Zimbabwe’s largest dairy producer, Dairibord Zimbabwe, has been ordered to pay more than $82 000 to an aggrieved employee who left the company after serving 26 years.
An independent arbitrator Noah Ariel Mutongoreni ordered the company to pay $82 608,04 to Nelson Dzirutwe who was a Human Resources Officer at the time of his resignation, Dzirutwe was employed by Dairibord in 1984 and resigned last year.
At the time of his resignation he was human resources officer for Chipinge and Mutare Diaries.
Dzirutwe approached a labour officer and lodged a complaint of underpayment of salaries, nonpayment of productivity incentive for the second quarter of 2010 and alleged constructive dismissal.
Dzirutwe submitted that “during the period September 1999 to August 2010 he was underpaid as Human Resources Officer in that his salary was almost the same with that of his subordinates such as receptionist for Mutare and Chipinge respectively”.
Dzirutwe says his salary indicated that he was demoted, unaware as he was, being given a salary that of a human resources clerk and that during his term of office, he was subjected to numerous disciplinary hearings on allegations of poor performance yet no recommendation for trainings was made as required by the company’s code of conduct which therefore made him suffer illness.
“This, according to applicant, (Dzirutwe) led him to suffer emotionally and mentally through work-related stress, culminating in him suffering from stress related illness such as high blood pressure and diabetes,” the arbitrator stated.

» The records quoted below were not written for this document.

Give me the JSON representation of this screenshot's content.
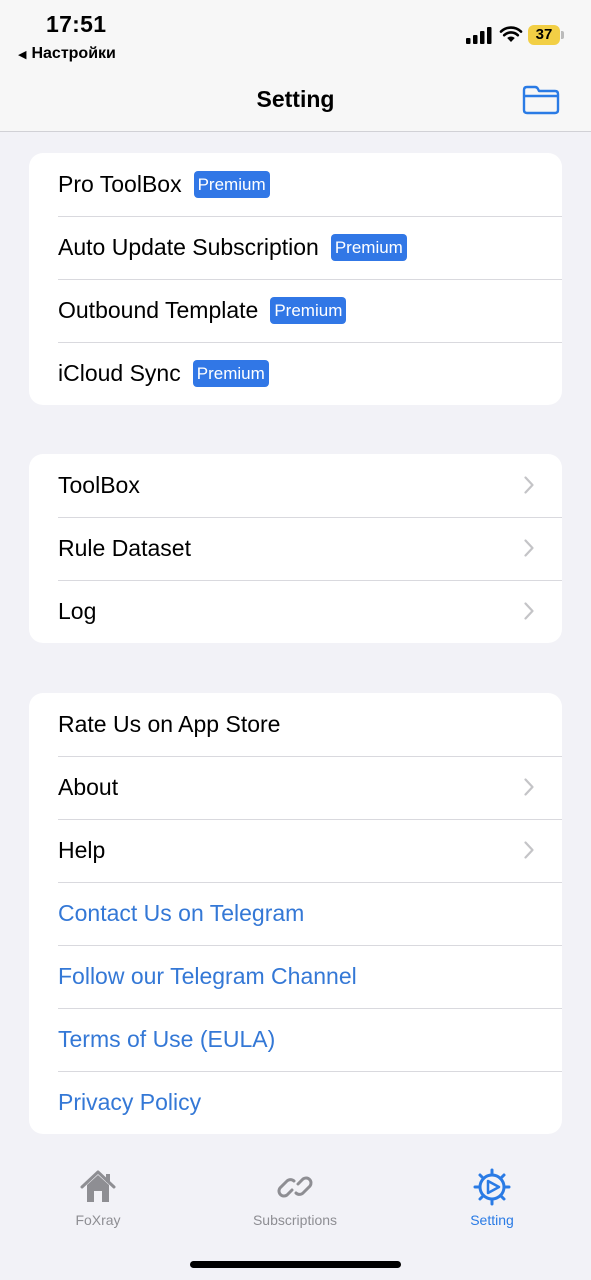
{
  "status_bar": {
    "time": "17:51",
    "back_app": "Настройки",
    "battery_level": "37"
  },
  "nav": {
    "title": "Setting",
    "folder_icon": "folder-icon"
  },
  "groups": {
    "premium": [
      {
        "label": "Pro ToolBox",
        "badge": "Premium"
      },
      {
        "label": "Auto Update Subscription",
        "badge": "Premium"
      },
      {
        "label": "Outbound Template",
        "badge": "Premium"
      },
      {
        "label": "iCloud Sync",
        "badge": "Premium"
      }
    ],
    "tools": [
      {
        "label": "ToolBox"
      },
      {
        "label": "Rule Dataset"
      },
      {
        "label": "Log"
      }
    ],
    "info": [
      {
        "label": "Rate Us on App Store"
      },
      {
        "label": "About"
      },
      {
        "label": "Help"
      },
      {
        "label": "Contact Us on Telegram"
      },
      {
        "label": "Follow our Telegram Channel"
      },
      {
        "label": "Terms of Use (EULA)"
      },
      {
        "label": "Privacy Policy"
      }
    ]
  },
  "tabs": [
    {
      "label": "FoXray",
      "icon": "house-icon"
    },
    {
      "label": "Subscriptions",
      "icon": "link-icon"
    },
    {
      "label": "Setting",
      "icon": "gear-icon",
      "active": true
    }
  ],
  "colors": {
    "accent": "#3478d6",
    "badge": "#3177e6",
    "background": "#f2f2f7"
  }
}
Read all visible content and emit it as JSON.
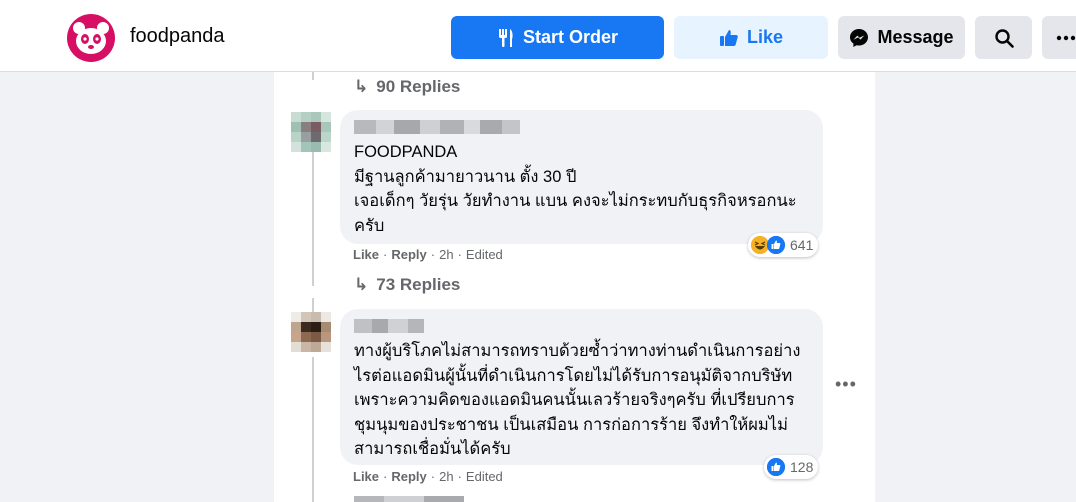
{
  "header": {
    "page_name": "foodpanda",
    "start_order_label": "Start Order",
    "like_label": "Like",
    "message_label": "Message",
    "brand_color": "#d70f64",
    "accent_color": "#1877f2"
  },
  "feed": {
    "top_replies_label": "90 Replies",
    "comments": [
      {
        "text": "FOODPANDA\nมีฐานลูกค้ามายาวนาน ตั้ง 30 ปี\nเจอเด็กๆ วัยรุ่น วัยทำงาน แบน คงจะไม่กระทบกับธุรกิจหรอกนะ\nครับ",
        "like_label": "Like",
        "reply_label": "Reply",
        "time": "2h",
        "edited": "Edited",
        "reaction_count": "641",
        "reaction_icons": [
          "haha-icon",
          "like-icon"
        ],
        "replies_label": "73 Replies"
      },
      {
        "text": "ทางผู้บริโภคไม่สามารถทราบด้วยซ้ำว่าทางท่านดำเนินการอย่าง\nไรต่อแอดมินผู้นั้นที่ดำเนินการโดยไม่ได้รับการอนุมัติจากบริษัท\nเพราะความคิดของแอดมินคนนั้นเลวร้ายจริงๆครับ ที่เปรียบการ\nชุมนุมของประชาชน เป็นเสมือน การก่อการร้าย จึงทำให้ผมไม่\nสามารถเชื่อมั่นได้ครับ",
        "like_label": "Like",
        "reply_label": "Reply",
        "time": "2h",
        "edited": "Edited",
        "reaction_count": "128",
        "reaction_icons": [
          "like-icon"
        ]
      }
    ],
    "bottom_like_label": "Like",
    "bottom_reply_label": "Reply",
    "bottom_time": "2h",
    "bottom_edited": "Edited",
    "sep": "·"
  }
}
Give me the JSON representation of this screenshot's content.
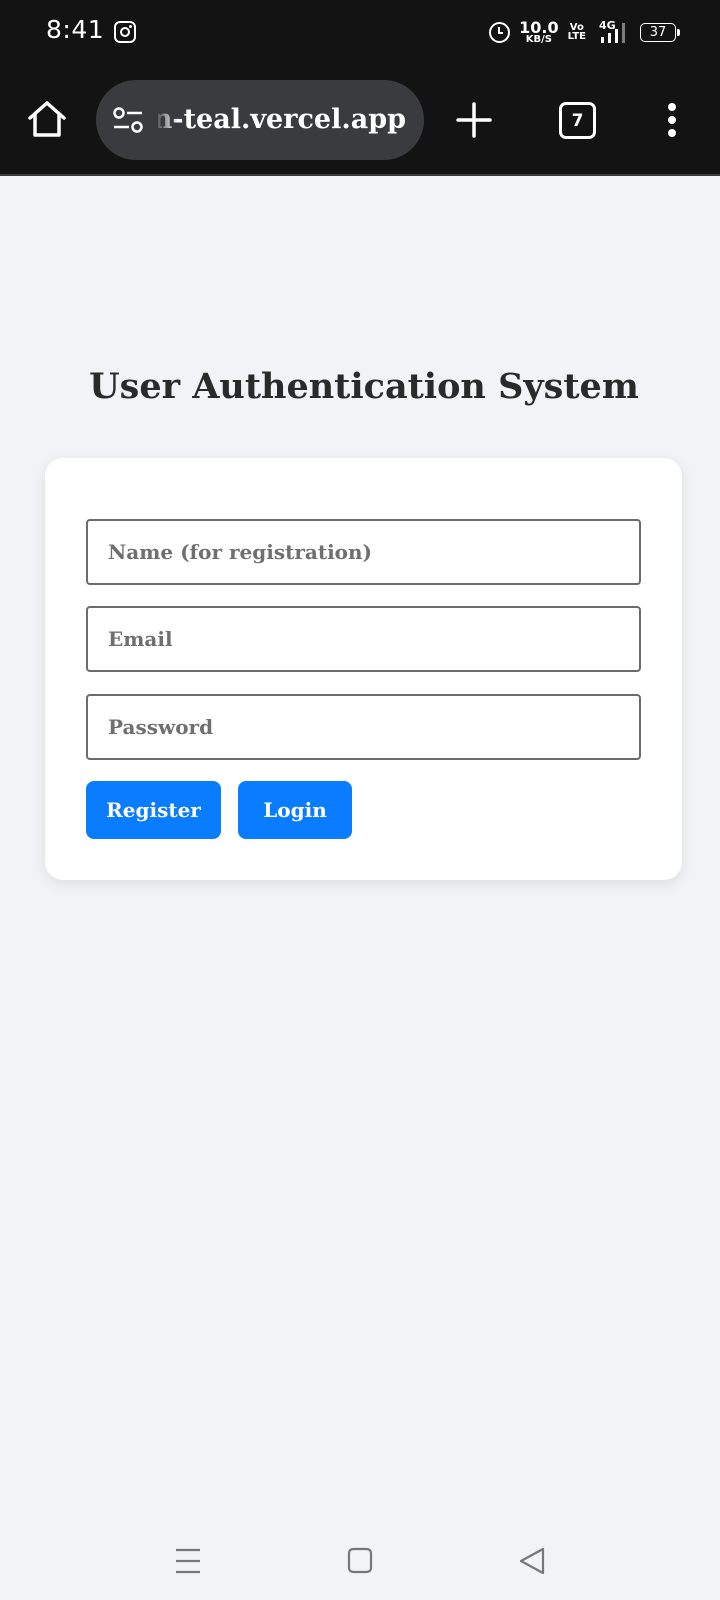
{
  "status_bar": {
    "time": "8:41",
    "speed_value": "10.0",
    "speed_unit": "KB/S",
    "volte_top": "Vo",
    "volte_bottom": "LTE",
    "network": "4G",
    "battery": "37"
  },
  "browser": {
    "url": "user-authentication-teal.vercel.app",
    "tab_count": "7"
  },
  "page": {
    "title": "User Authentication System",
    "form": {
      "name_placeholder": "Name (for registration)",
      "email_placeholder": "Email",
      "password_placeholder": "Password",
      "register_label": "Register",
      "login_label": "Login"
    }
  },
  "colors": {
    "primary_button": "#0a7cff",
    "page_background": "#f1f3f7",
    "chrome_background": "#131313"
  }
}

Dzirutwe claimed back pay for the period between September 1999 and August 2010 and also annual bonus for the same period.
The total of his demands become $38 295. He also demanded incentive payment of $3 273 and damages for “constructive dismissal” amounting to $41 040. The sum total came to $82 608.
In his response the arbitrator said: “whilst the respondent (Dairibord) argued that his aggregate remuneration was $845, the tribunal was not furnished with documentary proof of what other human resources officers under respondent were earning.
“There was no evidence in the form of pay slips or even copies of their contracts showing what they were getting,” said Mutongoreni.
“Wherefore after hearing this case I make the following order, that the employee was underpaid and he must be paid a total of $38 295 as underpayment during the period 1999 to August 31 2010, that the employee was not paid productivity incentive for quarter two and three and hence must be paid the same totalling $3 273.04, that there was constructive dismissal when the employee tendered his resignation letter and he must be reinstated on his job without loss of salary and benefits and if reinstatement is no longer tenable he be paid damages amounting to $41 040.
“That in total he be paid $82 608,04.”
The arbitrator also ruled that Dzirutwe be allowed to purchase the vehicle he was using in terms of the company policy and that he be allowed to stay in the company house and, in the event that the employer found reinstatement no longer tenable, he only vacates the same after at least half of his benefits are paid,” said Mutongoreni.
Dairibord has since appealed against the award.